И Кирилл — почти. Почти сказал.
Я не тот, кем ты меня считаешь. Я не безродный. Я даже не семнадцатилетний. Внутри этого тела — тридцать четыре года, две жизни, чужой мир, который ты не можешь вообразить. Я Громов. Кирилл Громов, последний — или предпоследний — Пятого Рода. И я тоже устал считать. Я тоже хочу один вечер просто быть. С тобой. Здесь, под этими звёздами, которых я не видел в той жизни ни разу, потому что в той жизни я смотрел только под ноги и за спину.
Он открыл рот.
И мир качнулся.
Не двор. Не балкон. Внутри. Ядро дёрнулось — резко, неправильно, будто кто-то выдернул из него опору. Жар разлился по горлу, спустился в грудь, и Кирилл понял за долю секунды, как понимал всё, — это не резонанс. Не седьмой канал. Это —
— Кирилл? — Лера схватила его за локоть. — Ты белый. Что с тобой?
Яд.
Бокал. Он не пил из бокала. Он отказался. Но —
Закуски. Стол с закусками. Он съел что-то полчаса назад — машинально, не думая, кусок хлеба, потому что Лёха протянул, потому что Лёха всегда протягивает хлеб, потому что хлеб от Лёхи был единственным, чему Кирилл за месяц позволил себе доверять не глядя.
Хлеб.
Седьмой канал вспыхнул — не по его воле, против воли, выворачиваясь, как от чужой стихии, только чужой стихии не было, был яд, разъедающий контроль, растворяющий те три слоя дисциплины, которые он держал семнадцать лет.
— «Слеза Полыни», — выдохнул Кирилл. Сам не зная откуда — тело знало, Ядро знало, эта горечь под языком была из прошлой жизни, из чужого мира, где травили так же изобретательно. — Алхимия. Чёрная.

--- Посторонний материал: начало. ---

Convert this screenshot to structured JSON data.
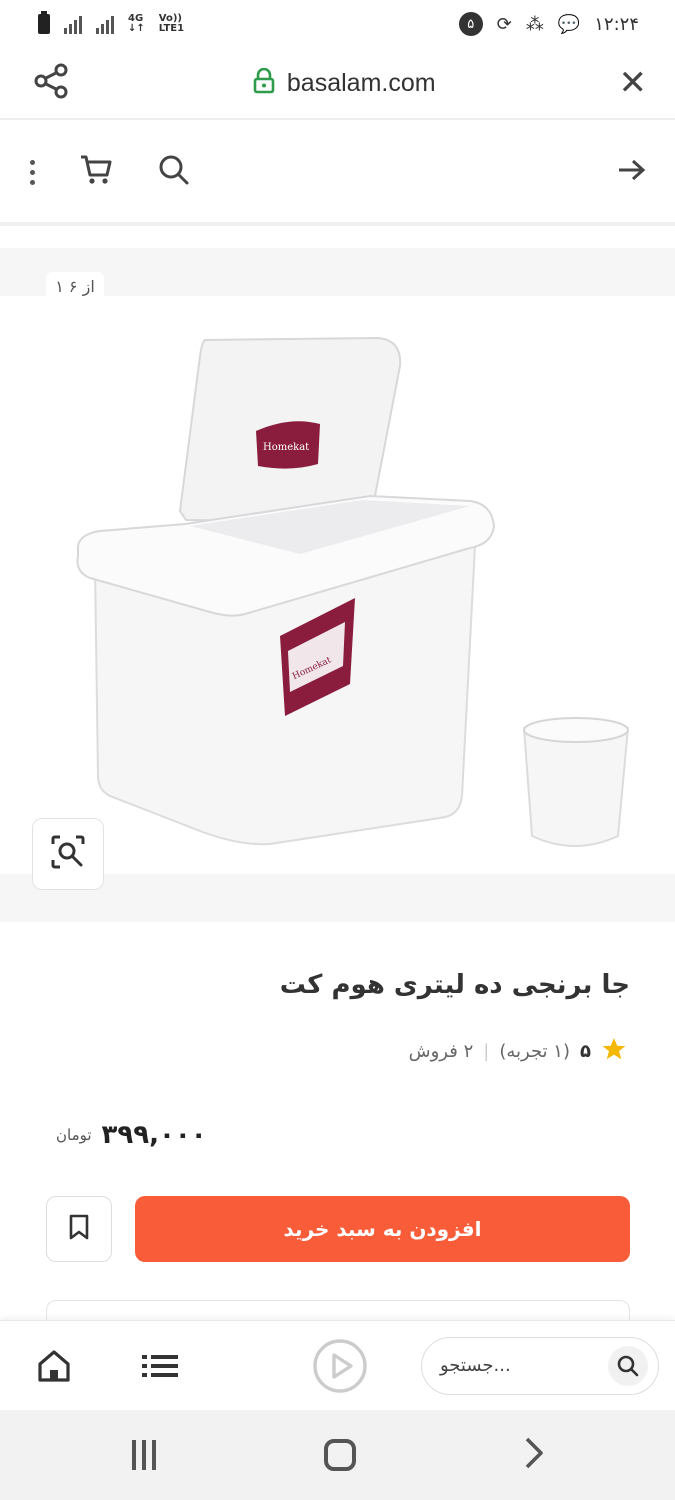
{
  "status_bar": {
    "network": "4G",
    "volte": "Vo))",
    "lte": "LTE1",
    "notification_badge": "۵",
    "time": "۱۲:۲۴"
  },
  "browser": {
    "url": "basalam.com"
  },
  "gallery": {
    "counter": "۱ از ۶",
    "brand_on_label": "Homekat"
  },
  "product": {
    "title": "جا برنجی ده لیتری هوم کت",
    "rating": "۵",
    "reviews": "(۱ تجربه)",
    "sales": "۲ فروش",
    "price": "۳۹۹,۰۰۰",
    "currency": "تومان"
  },
  "actions": {
    "add_to_cart": "افزودن به سبد خرید"
  },
  "bottom_nav": {
    "search_placeholder": "جستجو..."
  },
  "colors": {
    "accent": "#f85c38",
    "star": "#f5b800",
    "lock": "#2e9c4a"
  }
}
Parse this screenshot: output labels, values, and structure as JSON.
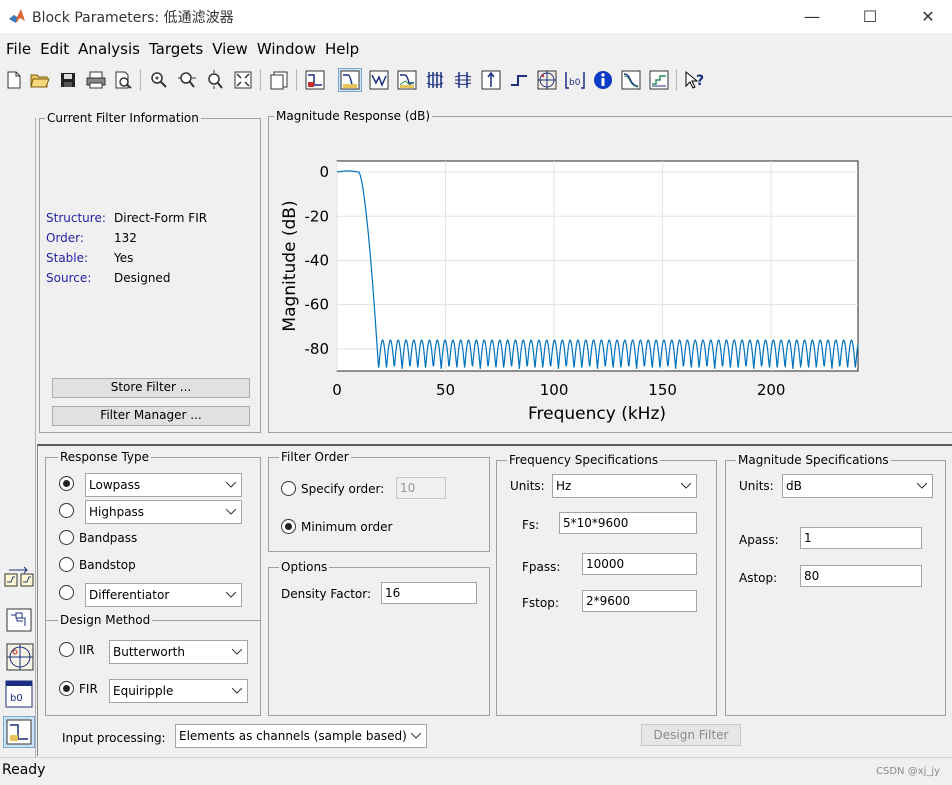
{
  "window": {
    "title": "Block Parameters: 低通滤波器",
    "minimize": "—",
    "maximize": "☐",
    "close": "✕"
  },
  "menu": [
    "File",
    "Edit",
    "Analysis",
    "Targets",
    "View",
    "Window",
    "Help"
  ],
  "toolbar_icons": [
    "new-icon",
    "open-icon",
    "save-icon",
    "print-icon",
    "print-preview-icon",
    "zoom-in-icon",
    "zoom-x-icon",
    "zoom-y-icon",
    "full-view-icon",
    "new-figure-icon",
    "filter-specs-icon",
    "magnitude-response-icon",
    "phase-response-icon",
    "magnitude-phase-icon",
    "group-delay-icon",
    "phase-delay-icon",
    "impulse-response-icon",
    "step-response-icon",
    "pole-zero-icon",
    "coefficients-icon",
    "filter-info-icon",
    "magnitude-estimate-icon",
    "round-off-noise-icon",
    "whats-this-icon"
  ],
  "filter_info": {
    "title": "Current Filter Information",
    "rows": [
      {
        "key": "Structure:",
        "value": "Direct-Form FIR"
      },
      {
        "key": "Order:",
        "value": "132"
      },
      {
        "key": "Stable:",
        "value": "Yes"
      },
      {
        "key": "Source:",
        "value": "Designed"
      }
    ],
    "store_button": "Store Filter ...",
    "manager_button": "Filter Manager ..."
  },
  "plot": {
    "title": "Magnitude Response (dB)",
    "xlabel": "Frequency (kHz)",
    "ylabel": "Magnitude (dB)",
    "xticks": [
      "0",
      "50",
      "100",
      "150",
      "200"
    ],
    "yticks": [
      "0",
      "-20",
      "-40",
      "-60",
      "-80"
    ]
  },
  "chart_data": {
    "type": "line",
    "title": "",
    "xlabel": "Frequency (kHz)",
    "ylabel": "Magnitude (dB)",
    "xlim": [
      0,
      240
    ],
    "ylim": [
      -90,
      5
    ],
    "grid": true,
    "series": [
      {
        "passband_edge_khz": 10,
        "stopband_edge_khz": 19.2,
        "passband_level_db": 0,
        "stopband_level_db": -80,
        "color": "#0072bd"
      }
    ]
  },
  "response_type": {
    "title": "Response Type",
    "options": [
      {
        "label": "Lowpass",
        "selected": true
      },
      {
        "label": "Highpass",
        "selected": false
      },
      {
        "label": "Bandpass",
        "selected": false
      },
      {
        "label": "Bandstop",
        "selected": false
      },
      {
        "label": "Differentiator",
        "selected": false
      }
    ]
  },
  "design_method": {
    "title": "Design Method",
    "iir_label": "IIR",
    "iir_value": "Butterworth",
    "fir_label": "FIR",
    "fir_value": "Equiripple",
    "fir_selected": true
  },
  "filter_order": {
    "title": "Filter Order",
    "specify_label": "Specify order:",
    "specify_value": "10",
    "minimum_label": "Minimum order"
  },
  "options": {
    "title": "Options",
    "density_label": "Density Factor:",
    "density_value": "16"
  },
  "freq_specs": {
    "title": "Frequency Specifications",
    "units_label": "Units:",
    "units_value": "Hz",
    "fs_label": "Fs:",
    "fs_value": "5*10*9600",
    "fpass_label": "Fpass:",
    "fpass_value": "10000",
    "fstop_label": "Fstop:",
    "fstop_value": "2*9600"
  },
  "mag_specs": {
    "title": "Magnitude Specifications",
    "units_label": "Units:",
    "units_value": "dB",
    "apass_label": "Apass:",
    "apass_value": "1",
    "astop_label": "Astop:",
    "astop_value": "80"
  },
  "input_processing": {
    "label": "Input processing:",
    "value": "Elements as channels (sample based)"
  },
  "design_button": "Design Filter",
  "status": {
    "text": "Ready",
    "watermark": "CSDN @xj_jy"
  }
}
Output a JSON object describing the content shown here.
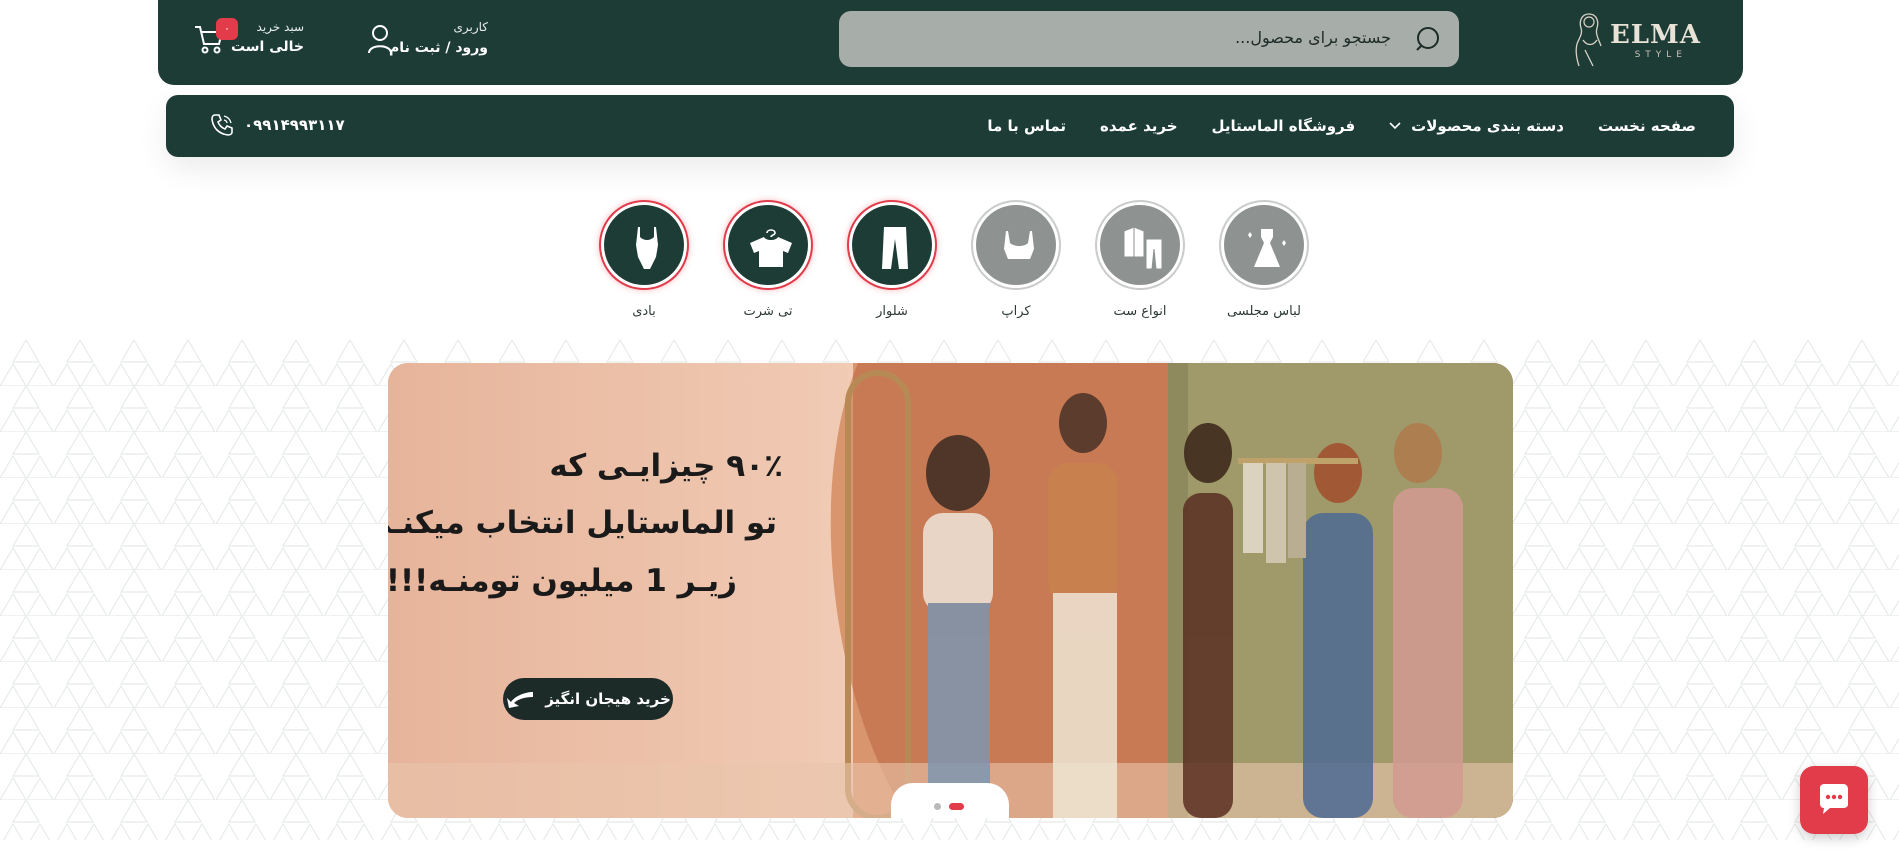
{
  "brand": {
    "name": "ELMA",
    "tagline": "STYLE"
  },
  "search": {
    "placeholder": "جستجو برای محصول..."
  },
  "account": {
    "label": "کاربری",
    "link": "ورود / ثبت نام"
  },
  "cart": {
    "label": "سبد خرید",
    "status": "خالی است",
    "count": "۰"
  },
  "nav": {
    "items": [
      {
        "label": "صفحه نخست"
      },
      {
        "label": "دسته بندی محصولات"
      },
      {
        "label": "فروشگاه الماستایل"
      },
      {
        "label": "خرید عمده"
      },
      {
        "label": "تماس با ما"
      }
    ],
    "phone": "۰۹۹۱۴۹۹۳۱۱۷"
  },
  "categories": [
    {
      "label": "لباس مجلسی",
      "icon": "dress-icon",
      "style": "gray"
    },
    {
      "label": "انواع ست",
      "icon": "suit-set-icon",
      "style": "gray"
    },
    {
      "label": "کراپ",
      "icon": "crop-top-icon",
      "style": "gray"
    },
    {
      "label": "شلوار",
      "icon": "pants-icon",
      "style": "dark"
    },
    {
      "label": "تی شرت",
      "icon": "tshirt-icon",
      "style": "dark"
    },
    {
      "label": "بادی",
      "icon": "bodysuit-icon",
      "style": "dark"
    }
  ],
  "banner": {
    "line1": "۹۰٪ چیزایـی که",
    "line2": "تو الماستایل انتخاب میکنـی",
    "line3": "زیـر 1 میلیون تومنـه!!!",
    "cta": "خرید هیجان انگیز",
    "slides": 2,
    "active_slide": 2
  },
  "colors": {
    "primary": "#1d3c36",
    "accent": "#e23b4a",
    "search_bg": "#a7ada9"
  }
}
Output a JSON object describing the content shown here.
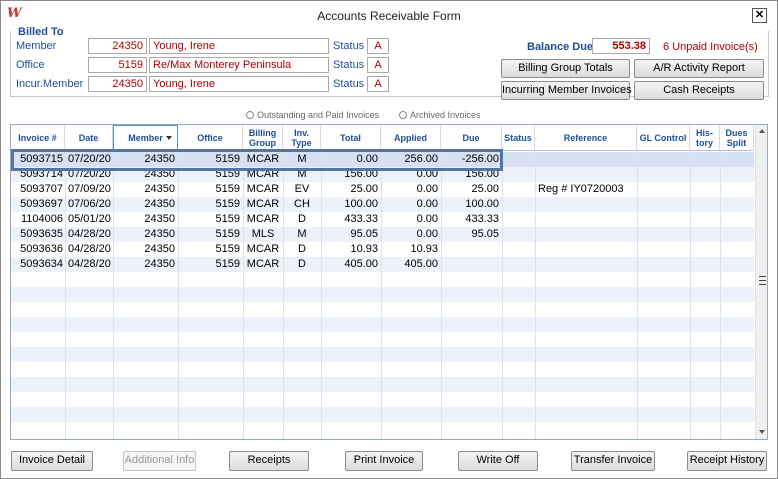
{
  "window": {
    "title": "Accounts Receivable Form",
    "app_icon": "W"
  },
  "billed_to": {
    "title": "Billed To",
    "member": {
      "label": "Member",
      "id": "24350",
      "name": "Young, Irene",
      "status_label": "Status",
      "status": "A"
    },
    "office": {
      "label": "Office",
      "id": "5159",
      "name": "Re/Max Monterey Peninsula",
      "status_label": "Status",
      "status": "A"
    },
    "incur_member": {
      "label": "Incur.Member",
      "id": "24350",
      "name": "Young, Irene",
      "status_label": "Status",
      "status": "A"
    }
  },
  "balance": {
    "label": "Balance Due",
    "value": "553.38",
    "unpaid_count": "6",
    "unpaid_label": "Unpaid Invoice(s)"
  },
  "action_buttons": {
    "billing_group_totals": "Billing Group Totals",
    "ar_activity_report": "A/R Activity Report",
    "incurring_member_invoices": "Incurring Member Invoices",
    "cash_receipts": "Cash Receipts"
  },
  "filter": {
    "outstanding": "Outstanding and Paid Invoices",
    "archived": "Archived Invoices"
  },
  "grid": {
    "columns": {
      "invoice": "Invoice #",
      "date": "Date",
      "member": "Member",
      "office": "Office",
      "billing_group": "Billing Group",
      "inv_type": "Inv. Type",
      "total": "Total",
      "applied": "Applied",
      "due": "Due",
      "status": "Status",
      "reference": "Reference",
      "gl_control": "GL Control",
      "history": "His-tory",
      "dues_split": "Dues Split"
    },
    "rows": [
      {
        "invoice": "5093715",
        "date": "07/20/20",
        "member": "24350",
        "office": "5159",
        "billing_group": "MCAR",
        "inv_type": "M",
        "total": "0.00",
        "applied": "256.00",
        "due": "-256.00",
        "status": "",
        "reference": "",
        "gl_control": "",
        "history": "",
        "dues_split": ""
      },
      {
        "invoice": "5093714",
        "date": "07/20/20",
        "member": "24350",
        "office": "5159",
        "billing_group": "MCAR",
        "inv_type": "M",
        "total": "156.00",
        "applied": "0.00",
        "due": "156.00",
        "status": "",
        "reference": "",
        "gl_control": "",
        "history": "",
        "dues_split": ""
      },
      {
        "invoice": "5093707",
        "date": "07/09/20",
        "member": "24350",
        "office": "5159",
        "billing_group": "MCAR",
        "inv_type": "EV",
        "total": "25.00",
        "applied": "0.00",
        "due": "25.00",
        "status": "",
        "reference": "Reg # IY0720003",
        "gl_control": "",
        "history": "",
        "dues_split": ""
      },
      {
        "invoice": "5093697",
        "date": "07/06/20",
        "member": "24350",
        "office": "5159",
        "billing_group": "MCAR",
        "inv_type": "CH",
        "total": "100.00",
        "applied": "0.00",
        "due": "100.00",
        "status": "",
        "reference": "",
        "gl_control": "",
        "history": "",
        "dues_split": ""
      },
      {
        "invoice": "1104006",
        "date": "05/01/20",
        "member": "24350",
        "office": "5159",
        "billing_group": "MCAR",
        "inv_type": "D",
        "total": "433.33",
        "applied": "0.00",
        "due": "433.33",
        "status": "",
        "reference": "",
        "gl_control": "",
        "history": "",
        "dues_split": ""
      },
      {
        "invoice": "5093635",
        "date": "04/28/20",
        "member": "24350",
        "office": "5159",
        "billing_group": "MLS",
        "inv_type": "M",
        "total": "95.05",
        "applied": "0.00",
        "due": "95.05",
        "status": "",
        "reference": "",
        "gl_control": "",
        "history": "",
        "dues_split": ""
      },
      {
        "invoice": "5093636",
        "date": "04/28/20",
        "member": "24350",
        "office": "5159",
        "billing_group": "MCAR",
        "inv_type": "D",
        "total": "10.93",
        "applied": "10.93",
        "due": "",
        "status": "",
        "reference": "",
        "gl_control": "",
        "history": "",
        "dues_split": ""
      },
      {
        "invoice": "5093634",
        "date": "04/28/20",
        "member": "24350",
        "office": "5159",
        "billing_group": "MCAR",
        "inv_type": "D",
        "total": "405.00",
        "applied": "405.00",
        "due": "",
        "status": "",
        "reference": "",
        "gl_control": "",
        "history": "",
        "dues_split": ""
      }
    ]
  },
  "bottom_buttons": {
    "invoice_detail": "Invoice Detail",
    "additional_info": "Additional Info",
    "receipts": "Receipts",
    "print_invoice": "Print Invoice",
    "write_off": "Write Off",
    "transfer_invoice": "Transfer Invoice",
    "receipt_history": "Receipt History"
  },
  "colors": {
    "label_blue": "#1f4e99",
    "value_red": "#b00000",
    "selection_border": "#5275a3",
    "alt_row": "#edf2fa"
  },
  "icons": {
    "close": "close-icon",
    "sort": "sort-down-icon"
  }
}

— Что? — Лера держала его, не давая упасть. — Кирилл, какая полынь, что ты…
Он не ответил. Не мог. Жар поднялся к лицу, и Кирилл почувствовал, как под кожей, на запястьях, на шее, расползается то, что Марго гасила каждое утро по миллиметру.
Фиолетовый.
Не слой. Не трещинка под мундиром. Сеть. Молнии. Расходящиеся по рукам, по горлу, к скулам — наружу, при свете рунных светильников, под звуки струнного квартета, на глазах у двухсот человек, трёх судей, директора-Грома, куратора и двоих в гражданском у служебного выхода.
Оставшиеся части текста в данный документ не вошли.